Poco después del despegue, se quitó los zapatos, puso un pie en el asiento vacío junto a ella y estiró el otro por el pasillo. Con el pie, bloqueó el paso a cualquiera que quisiera ir al baño o estirar las piernas. Al principio, los pasajeros les pidieron educadamente que movieran el pie, pero solo recibió miradas sombrías y silbidos de enfado.

La mujer bloqueó el pasillo con su pie maloliente, ¡pero logré confrontarla de una manera que se ganó el aplauso de todo el avión!
Entonces empezó a ignorar deliberadamente las peticiones. Un hombre que quería pasar fue recibido con un fuerte:
«¡¿No puedes rodearlo?!»
Pero no había manera de evitarlo; se desplegó como si estuviera ocupando toda la fila de asientos. Lo peor era el olor de sus pies, tan fuerte que una mujer al otro lado del pasillo se envolvió en una bufanda, y un niño detrás de mí le preguntó a su madre:
«¿Por qué huele como si alguien nunca se cambiara los calcetines?»
Aguanté todo lo que pude, pero entonces supe: Esto no podía seguir así. Tenía que actuar.
Presioné el botón para llamar a la azafata.

«Disculpe», dije, «esta pasajera está bloqueando el pasillo y se niega a mover el pie. ¿Quizás debería pagar por este asiento si ya lo está ocupando?»
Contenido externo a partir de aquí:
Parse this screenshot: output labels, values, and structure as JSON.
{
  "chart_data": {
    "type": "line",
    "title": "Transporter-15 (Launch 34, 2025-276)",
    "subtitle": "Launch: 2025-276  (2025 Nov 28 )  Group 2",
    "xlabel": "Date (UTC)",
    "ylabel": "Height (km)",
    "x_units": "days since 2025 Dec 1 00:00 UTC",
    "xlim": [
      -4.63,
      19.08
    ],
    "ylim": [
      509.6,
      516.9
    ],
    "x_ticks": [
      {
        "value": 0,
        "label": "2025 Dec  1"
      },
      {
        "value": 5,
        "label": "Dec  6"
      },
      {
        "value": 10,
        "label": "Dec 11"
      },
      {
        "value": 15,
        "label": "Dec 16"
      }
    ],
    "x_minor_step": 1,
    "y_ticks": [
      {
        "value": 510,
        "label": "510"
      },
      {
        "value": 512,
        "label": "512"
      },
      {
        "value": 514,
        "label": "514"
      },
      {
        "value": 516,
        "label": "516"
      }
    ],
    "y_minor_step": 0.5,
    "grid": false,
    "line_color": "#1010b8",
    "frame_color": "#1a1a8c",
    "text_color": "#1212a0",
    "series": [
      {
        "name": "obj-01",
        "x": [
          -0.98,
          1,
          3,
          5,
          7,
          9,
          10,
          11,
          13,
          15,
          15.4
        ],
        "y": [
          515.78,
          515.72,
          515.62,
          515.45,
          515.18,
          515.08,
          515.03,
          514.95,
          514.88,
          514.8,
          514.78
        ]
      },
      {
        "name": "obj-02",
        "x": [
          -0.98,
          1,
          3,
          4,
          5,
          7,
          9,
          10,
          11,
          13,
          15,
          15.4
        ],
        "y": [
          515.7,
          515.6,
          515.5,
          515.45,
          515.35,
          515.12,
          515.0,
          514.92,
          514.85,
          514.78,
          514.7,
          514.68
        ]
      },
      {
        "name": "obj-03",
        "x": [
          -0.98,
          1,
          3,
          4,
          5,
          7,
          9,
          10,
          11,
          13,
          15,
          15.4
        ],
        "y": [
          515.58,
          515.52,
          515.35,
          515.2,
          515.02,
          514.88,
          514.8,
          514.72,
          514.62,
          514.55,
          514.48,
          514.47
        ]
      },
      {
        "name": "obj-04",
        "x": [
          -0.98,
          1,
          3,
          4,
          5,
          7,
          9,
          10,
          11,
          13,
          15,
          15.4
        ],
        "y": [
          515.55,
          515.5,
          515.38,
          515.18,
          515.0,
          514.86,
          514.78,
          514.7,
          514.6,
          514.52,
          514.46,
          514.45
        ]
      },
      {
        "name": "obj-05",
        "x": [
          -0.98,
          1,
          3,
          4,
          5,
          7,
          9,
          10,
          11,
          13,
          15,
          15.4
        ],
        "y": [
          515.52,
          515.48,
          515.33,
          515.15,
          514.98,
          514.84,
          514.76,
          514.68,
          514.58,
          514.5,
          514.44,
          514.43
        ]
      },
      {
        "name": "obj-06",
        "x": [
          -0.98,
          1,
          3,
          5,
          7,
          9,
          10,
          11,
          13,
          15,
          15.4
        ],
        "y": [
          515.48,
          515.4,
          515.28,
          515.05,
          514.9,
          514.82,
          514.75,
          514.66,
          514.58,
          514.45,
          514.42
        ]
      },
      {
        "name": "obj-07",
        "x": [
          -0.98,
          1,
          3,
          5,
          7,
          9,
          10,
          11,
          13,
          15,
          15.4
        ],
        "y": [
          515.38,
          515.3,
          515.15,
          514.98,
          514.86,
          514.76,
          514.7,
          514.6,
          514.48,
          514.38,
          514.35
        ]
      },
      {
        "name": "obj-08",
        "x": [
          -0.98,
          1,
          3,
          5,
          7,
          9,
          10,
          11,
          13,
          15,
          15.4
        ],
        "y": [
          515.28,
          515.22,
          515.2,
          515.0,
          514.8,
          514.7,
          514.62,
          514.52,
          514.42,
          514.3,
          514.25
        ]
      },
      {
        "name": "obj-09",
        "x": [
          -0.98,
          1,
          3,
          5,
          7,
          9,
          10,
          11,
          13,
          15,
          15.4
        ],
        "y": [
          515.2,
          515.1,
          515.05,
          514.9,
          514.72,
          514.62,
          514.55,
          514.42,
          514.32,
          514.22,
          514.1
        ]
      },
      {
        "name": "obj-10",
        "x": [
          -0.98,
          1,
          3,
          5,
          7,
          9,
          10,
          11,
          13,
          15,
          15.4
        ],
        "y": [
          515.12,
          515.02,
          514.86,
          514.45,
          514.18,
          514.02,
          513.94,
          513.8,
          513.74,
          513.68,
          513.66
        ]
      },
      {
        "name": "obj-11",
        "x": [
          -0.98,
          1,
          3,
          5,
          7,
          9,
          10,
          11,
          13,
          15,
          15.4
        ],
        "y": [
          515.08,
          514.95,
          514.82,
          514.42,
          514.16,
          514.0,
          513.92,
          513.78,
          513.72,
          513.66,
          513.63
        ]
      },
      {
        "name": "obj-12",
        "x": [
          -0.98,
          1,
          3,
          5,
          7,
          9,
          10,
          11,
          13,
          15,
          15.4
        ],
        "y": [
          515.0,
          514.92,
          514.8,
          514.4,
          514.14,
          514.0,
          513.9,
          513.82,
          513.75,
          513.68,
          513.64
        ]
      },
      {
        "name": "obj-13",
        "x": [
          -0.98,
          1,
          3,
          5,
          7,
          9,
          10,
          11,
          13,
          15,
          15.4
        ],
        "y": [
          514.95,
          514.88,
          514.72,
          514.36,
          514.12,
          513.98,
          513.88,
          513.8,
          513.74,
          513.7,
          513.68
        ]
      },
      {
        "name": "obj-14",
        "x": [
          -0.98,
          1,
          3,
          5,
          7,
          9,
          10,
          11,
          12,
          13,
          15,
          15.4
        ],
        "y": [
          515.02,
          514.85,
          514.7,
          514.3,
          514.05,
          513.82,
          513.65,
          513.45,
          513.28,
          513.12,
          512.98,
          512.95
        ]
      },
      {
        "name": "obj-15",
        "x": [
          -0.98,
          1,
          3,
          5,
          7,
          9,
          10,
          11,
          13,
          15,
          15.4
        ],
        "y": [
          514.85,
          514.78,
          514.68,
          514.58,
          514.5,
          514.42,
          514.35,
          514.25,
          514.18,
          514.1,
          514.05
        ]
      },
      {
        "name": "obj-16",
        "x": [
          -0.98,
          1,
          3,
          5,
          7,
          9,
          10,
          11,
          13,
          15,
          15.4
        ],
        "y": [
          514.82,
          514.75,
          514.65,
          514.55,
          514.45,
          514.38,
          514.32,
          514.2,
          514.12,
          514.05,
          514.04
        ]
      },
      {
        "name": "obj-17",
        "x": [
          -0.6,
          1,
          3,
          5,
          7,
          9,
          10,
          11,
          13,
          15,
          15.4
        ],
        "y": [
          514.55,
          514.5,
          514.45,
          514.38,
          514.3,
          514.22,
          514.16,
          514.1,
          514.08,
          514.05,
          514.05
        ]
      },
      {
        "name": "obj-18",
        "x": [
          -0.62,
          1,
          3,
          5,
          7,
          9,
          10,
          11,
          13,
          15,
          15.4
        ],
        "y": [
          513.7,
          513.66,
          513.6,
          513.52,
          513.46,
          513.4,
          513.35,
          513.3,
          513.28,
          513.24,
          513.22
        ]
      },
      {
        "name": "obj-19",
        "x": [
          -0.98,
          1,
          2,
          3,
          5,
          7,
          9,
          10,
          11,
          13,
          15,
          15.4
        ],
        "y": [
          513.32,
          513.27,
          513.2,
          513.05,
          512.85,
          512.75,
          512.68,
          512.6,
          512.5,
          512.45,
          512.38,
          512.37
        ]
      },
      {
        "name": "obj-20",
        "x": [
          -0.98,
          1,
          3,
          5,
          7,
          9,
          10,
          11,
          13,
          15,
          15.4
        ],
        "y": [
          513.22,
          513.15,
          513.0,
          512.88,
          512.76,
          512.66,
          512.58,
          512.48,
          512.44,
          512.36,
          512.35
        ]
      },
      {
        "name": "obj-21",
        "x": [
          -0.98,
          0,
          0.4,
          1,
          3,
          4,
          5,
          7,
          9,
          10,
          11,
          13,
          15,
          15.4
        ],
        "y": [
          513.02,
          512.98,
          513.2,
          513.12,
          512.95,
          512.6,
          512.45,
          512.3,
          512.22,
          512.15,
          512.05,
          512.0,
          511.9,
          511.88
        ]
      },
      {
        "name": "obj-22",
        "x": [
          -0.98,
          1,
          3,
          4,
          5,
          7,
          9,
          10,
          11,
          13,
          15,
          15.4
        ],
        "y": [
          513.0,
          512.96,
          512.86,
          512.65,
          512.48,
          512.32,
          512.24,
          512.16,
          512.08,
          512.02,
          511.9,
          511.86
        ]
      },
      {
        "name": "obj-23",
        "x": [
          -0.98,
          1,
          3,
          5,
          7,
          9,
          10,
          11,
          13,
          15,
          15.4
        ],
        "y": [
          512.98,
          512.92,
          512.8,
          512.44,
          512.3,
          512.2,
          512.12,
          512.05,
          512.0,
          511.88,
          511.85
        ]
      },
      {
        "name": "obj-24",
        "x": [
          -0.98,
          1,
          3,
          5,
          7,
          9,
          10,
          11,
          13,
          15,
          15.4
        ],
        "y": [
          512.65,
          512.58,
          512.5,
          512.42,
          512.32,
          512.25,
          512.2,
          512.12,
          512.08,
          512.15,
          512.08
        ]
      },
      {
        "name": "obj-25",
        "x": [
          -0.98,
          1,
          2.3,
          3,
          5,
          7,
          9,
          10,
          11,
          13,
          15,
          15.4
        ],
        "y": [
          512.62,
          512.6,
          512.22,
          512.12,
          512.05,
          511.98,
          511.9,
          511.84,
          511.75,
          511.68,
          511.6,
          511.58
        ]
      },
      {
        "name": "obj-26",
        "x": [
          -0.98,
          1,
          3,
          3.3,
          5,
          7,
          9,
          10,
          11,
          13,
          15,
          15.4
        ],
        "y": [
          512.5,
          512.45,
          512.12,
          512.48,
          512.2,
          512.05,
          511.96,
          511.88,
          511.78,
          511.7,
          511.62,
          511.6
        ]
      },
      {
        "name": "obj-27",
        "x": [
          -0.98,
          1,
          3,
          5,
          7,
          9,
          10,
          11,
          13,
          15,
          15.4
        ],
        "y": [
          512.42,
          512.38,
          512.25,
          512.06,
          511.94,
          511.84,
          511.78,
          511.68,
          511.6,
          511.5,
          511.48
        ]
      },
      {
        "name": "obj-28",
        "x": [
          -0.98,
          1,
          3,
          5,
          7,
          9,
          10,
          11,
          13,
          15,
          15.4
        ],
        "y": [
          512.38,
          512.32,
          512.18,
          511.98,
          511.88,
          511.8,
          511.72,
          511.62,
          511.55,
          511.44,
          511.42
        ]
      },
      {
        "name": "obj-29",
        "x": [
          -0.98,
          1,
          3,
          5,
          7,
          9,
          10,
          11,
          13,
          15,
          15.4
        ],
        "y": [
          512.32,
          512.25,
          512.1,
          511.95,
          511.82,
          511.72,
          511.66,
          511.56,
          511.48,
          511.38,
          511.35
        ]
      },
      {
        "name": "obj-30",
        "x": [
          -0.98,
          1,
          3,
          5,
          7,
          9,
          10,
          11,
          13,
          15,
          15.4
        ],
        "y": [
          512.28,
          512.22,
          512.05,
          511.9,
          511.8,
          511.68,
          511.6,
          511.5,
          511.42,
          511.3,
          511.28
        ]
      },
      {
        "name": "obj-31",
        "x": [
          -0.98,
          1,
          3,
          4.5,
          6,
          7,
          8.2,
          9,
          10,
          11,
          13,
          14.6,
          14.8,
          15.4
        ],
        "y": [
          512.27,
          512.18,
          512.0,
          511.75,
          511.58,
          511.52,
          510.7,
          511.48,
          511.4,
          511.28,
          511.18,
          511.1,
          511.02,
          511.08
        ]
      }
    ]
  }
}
La azafata la reprendió cortés pero firmemente. La mujer puso los ojos en blanco y murmuró:
«Ni siquiera estoy sentada aquí. No voy a pagar. Tengo derechos».
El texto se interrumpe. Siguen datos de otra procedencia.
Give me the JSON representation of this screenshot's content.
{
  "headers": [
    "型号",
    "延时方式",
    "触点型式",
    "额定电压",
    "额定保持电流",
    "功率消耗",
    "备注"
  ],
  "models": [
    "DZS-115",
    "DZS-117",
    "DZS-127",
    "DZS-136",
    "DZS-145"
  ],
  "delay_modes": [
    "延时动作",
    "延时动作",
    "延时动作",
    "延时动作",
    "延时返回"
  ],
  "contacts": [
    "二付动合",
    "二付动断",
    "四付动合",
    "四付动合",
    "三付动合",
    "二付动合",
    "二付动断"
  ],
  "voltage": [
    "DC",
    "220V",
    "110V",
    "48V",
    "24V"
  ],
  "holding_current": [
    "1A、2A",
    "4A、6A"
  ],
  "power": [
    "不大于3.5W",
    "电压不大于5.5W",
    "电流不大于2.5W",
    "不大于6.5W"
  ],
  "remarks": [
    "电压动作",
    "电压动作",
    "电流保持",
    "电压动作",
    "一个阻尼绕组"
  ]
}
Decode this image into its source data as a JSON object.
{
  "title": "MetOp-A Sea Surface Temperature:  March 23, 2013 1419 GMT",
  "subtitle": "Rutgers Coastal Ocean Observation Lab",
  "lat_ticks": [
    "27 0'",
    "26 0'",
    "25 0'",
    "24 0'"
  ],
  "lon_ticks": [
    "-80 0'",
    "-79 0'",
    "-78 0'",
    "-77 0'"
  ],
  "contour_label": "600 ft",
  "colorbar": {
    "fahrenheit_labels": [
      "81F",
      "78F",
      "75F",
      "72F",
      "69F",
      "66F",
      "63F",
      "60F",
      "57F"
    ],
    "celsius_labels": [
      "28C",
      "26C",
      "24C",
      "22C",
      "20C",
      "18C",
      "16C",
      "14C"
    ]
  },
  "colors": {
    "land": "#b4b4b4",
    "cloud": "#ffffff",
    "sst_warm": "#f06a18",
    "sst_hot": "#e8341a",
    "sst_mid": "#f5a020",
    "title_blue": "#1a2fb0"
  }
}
Pero entonces intervino una vecina que lo había oído todo:
«No, no, no puede ocupar el asiento de otra persona. Lo haremos oficial. Puedo grabar si se niega».
La mujer palideció. La azafata aprovechó la oportunidad y llamó a la azafata principal.

En resumen: Sí, tuvo que pagar el asiento extra; oficialmente, a la tarifa regular. Casi tanto como su propio billete.
Al marcharse la azafata, algunos pasajeros de la parte trasera del avión aplaudieron en silencio. La gente sonrió e intercambió miradas. La mujer frente a mí susurró:
«Gracias. Yo también estaba a punto de perder la paciencia».